The following content is sourced from external partners. We cannot guarantee that it is suitable for the visually or hearing impaired.
KHAYELITSHA, South Africa (Reuters) - South Africa will not tolerate the violence and destruction of property that have accompanied nationwide protests against a lack of basic services in townships, President Jacob Zuma said on Tuesday.
Protests over poor infrastructure in townships have increased pressure on Zuma following his election in April to meet campaign promises to improve the lives of millions of black South Africans still living in poverty 15 years after the end of apartheid.
"There is no cause in a democratic and free society, however legitimate, that justifies the wanton destruction of property and violence that we have witnessed," Zuma told a special meeting attended by mayors of the country's 283 municipalities.
"This government will not tolerate the destruction of property, the violence and the intimidation that often accompanies protests," Zuma said.

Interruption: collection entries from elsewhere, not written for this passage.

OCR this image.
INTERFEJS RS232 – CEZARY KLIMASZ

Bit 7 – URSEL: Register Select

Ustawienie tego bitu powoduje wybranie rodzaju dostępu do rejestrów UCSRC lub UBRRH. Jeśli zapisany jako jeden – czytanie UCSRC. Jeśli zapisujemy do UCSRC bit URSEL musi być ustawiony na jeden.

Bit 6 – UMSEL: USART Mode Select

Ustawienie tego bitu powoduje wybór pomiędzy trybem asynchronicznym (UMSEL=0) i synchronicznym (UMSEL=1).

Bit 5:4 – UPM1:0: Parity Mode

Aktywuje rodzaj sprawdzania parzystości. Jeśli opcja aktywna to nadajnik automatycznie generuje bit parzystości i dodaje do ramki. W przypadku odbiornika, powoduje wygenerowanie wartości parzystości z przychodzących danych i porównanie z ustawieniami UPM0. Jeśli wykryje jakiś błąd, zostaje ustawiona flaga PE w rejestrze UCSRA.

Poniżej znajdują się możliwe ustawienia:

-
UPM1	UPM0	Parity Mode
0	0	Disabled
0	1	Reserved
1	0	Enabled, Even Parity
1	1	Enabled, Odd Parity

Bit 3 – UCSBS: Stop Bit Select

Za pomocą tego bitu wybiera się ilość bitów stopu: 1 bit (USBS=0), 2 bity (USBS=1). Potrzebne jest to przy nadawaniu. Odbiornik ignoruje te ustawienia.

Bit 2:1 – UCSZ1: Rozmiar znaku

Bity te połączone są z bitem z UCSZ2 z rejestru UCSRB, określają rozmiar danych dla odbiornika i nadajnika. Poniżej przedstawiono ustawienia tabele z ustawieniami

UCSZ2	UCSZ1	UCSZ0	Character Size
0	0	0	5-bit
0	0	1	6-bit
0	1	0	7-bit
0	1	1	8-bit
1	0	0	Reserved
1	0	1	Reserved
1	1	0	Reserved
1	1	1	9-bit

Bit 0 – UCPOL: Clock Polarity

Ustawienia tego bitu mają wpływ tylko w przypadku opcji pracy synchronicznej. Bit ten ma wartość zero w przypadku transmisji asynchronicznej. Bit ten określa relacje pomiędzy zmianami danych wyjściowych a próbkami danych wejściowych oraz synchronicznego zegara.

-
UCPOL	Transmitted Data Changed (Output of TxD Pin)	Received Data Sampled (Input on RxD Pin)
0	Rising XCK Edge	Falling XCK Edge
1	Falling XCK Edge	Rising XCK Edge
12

Police last week fired teargas and rubber bullets to break up protests in several townships. Protesters blockaded roads with burning barricades and have also burnt down libraries and the homes of local government officials.
Zuma said South African towns and cities were at the forefront of providing basic services such as sanitation, electricity and water, but were weakened by poor financial management, corruption and political battles for control of resources.
Since the end of apartheid in 1994, progress has been made in providing these services to millions of South Africans, Zuma said.
"But it is also true that significant backlogs remain. It is clear that we need to do more, and that we need to do things differently."
He said fundamental changes were needed to reform governance in municipalities, including separating the executive functions from administrative ones.
"We should emerge here with a common understanding and commitment to do everything we can to effect a turnaround in local government," Zuma said.
But he said the global economic crisis and South Africa's first recession since 1992, were hurting the government's attempts at improving the lives of the poor.
"Many municipalities are bankrupt, many people are unemployed and cannot pay for services which means revenue collection is stagnant and the tax base has shrunk," Zuma said.